User freedom (n.)

I talk a lot about user freedom, but have never explained what that actually means. The more I think about user freedom as a term, the less certain I am about what it is. This makes it hard to define. My thoughts on user freedom are the synthesis of about ten years, first thinking about the Good behind developmental models enabled by open source through to today, where I think about the philosophical implications of traffic lights.

I think I picked up the term from Christopher Lemmer Webber and it’s become integral to how I think and talk about free software and it’s value to society.

User freedom is based in the idea that we have fundamental rights (I’ll use the UN’s Universal Declaration of Human Rights as my metric*) and that these extend to the digital spaces we inhabit. In order to protect these in a world ruled by software, in order to see them in practice, we need the opportunity (and freedom) to use, examine, modify, and share this software. Software freedom is what happens when our software affords us these freedoms. Free and open source software is the software embodying the spirit of software freedom.

Software freedom is also necessary to ensure our rights in the physical world. Let’s take Article 10 as an example.

Everyone is entitled in full equality to a fair and public hearing by an independent and impartial tribunal, in the determination of his rights and obligations and of any criminal charge against him.

There is so much thoroughly opaque proprietary software in and around legal matters. This includes software people are choosing to use, like Case Management Software; software is used to gather and manage data and evidence being used against someone and sometimes this evidence isn’t even accessible to those being charged unless they pay licensing and access fees; breathalyzers are little more than small computers that have been subject to tampering since 1988; in Patent 10049419 “Motorola patents a robocop autonomous car that breathalyzes, mirandizes you, calls your lawyer and collects your bail”; and facial recognition technology is available and being used and tested by governments.

The right to a fair and public hearing also extends to digital spaces, your actions there, and your digital life. Your digital activities are monitored, cataloged, and treated with equal judgment as those in physical spaces.

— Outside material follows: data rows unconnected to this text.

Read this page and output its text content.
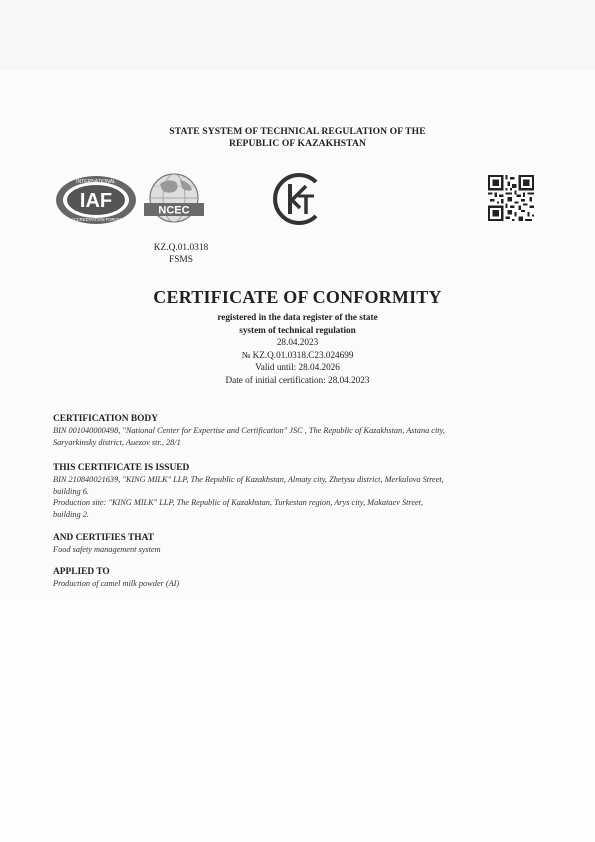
STATE SYSTEM OF TECHNICAL REGULATION OF THE
REPUBLIC OF KAZAKHSTAN
IAF
INTERNATIONAL
ACCREDITATION FORUM
NCEC
KZ.Q.01.0318
FSMS
CERTIFICATE OF CONFORMITY
registered in the data register of the state
system of technical regulation
28.04.2023
№ KZ.Q.01.0318.C23.024699
Valid until: 28.04.2026
Date of initial certification: 28.04.2023
CERTIFICATION BODY
BIN 001040000498, "National Center for Expertise and Certification" JSC , The Republic of Kazakhstan, Astana city,
Saryarkinsky district, Auezov str., 28/1
THIS CERTIFICATE IS ISSUED
BIN 210840021639, "KING MILK" LLP, The Republic of Kazakhstan, Almaty city, Zhetysu district, Merkulova Street,
building 6.
Production site: "KING MILK" LLP, The Republic of Kazakhstan, Turkestan region, Arys city, Makataev Street,
building 2.
AND CERTIFIES THAT
Food safety management system
APPLIED TO
Production of camel milk powder (AI)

User freedom is important to different people for different reasons. For me, the most important reason ties into the freedom to study software. I think user consent — consent to interacting with technology. Unless software is free, unless we can study it, we cannot understand it, and when we cannot understand something we don’t fully have the autonomy to consent.**

I said a lot of words, but failed to provide a concise definition to user freedom largely because I lack a concise definition. User freedom is the freedom we need to protect, for which we use software freedom and free software, though it extends far beyond those two critical components. User freedom is itself a tool used to uphold and defend human rights when applied to computing technologies. User freedom creates the possibility for knowledge, which gives us autonomy and consent.

* This idea is shared with Chris Webber.
** I’d like to attribute my ideas around autonomy and consent to Dr. Holly Andersen.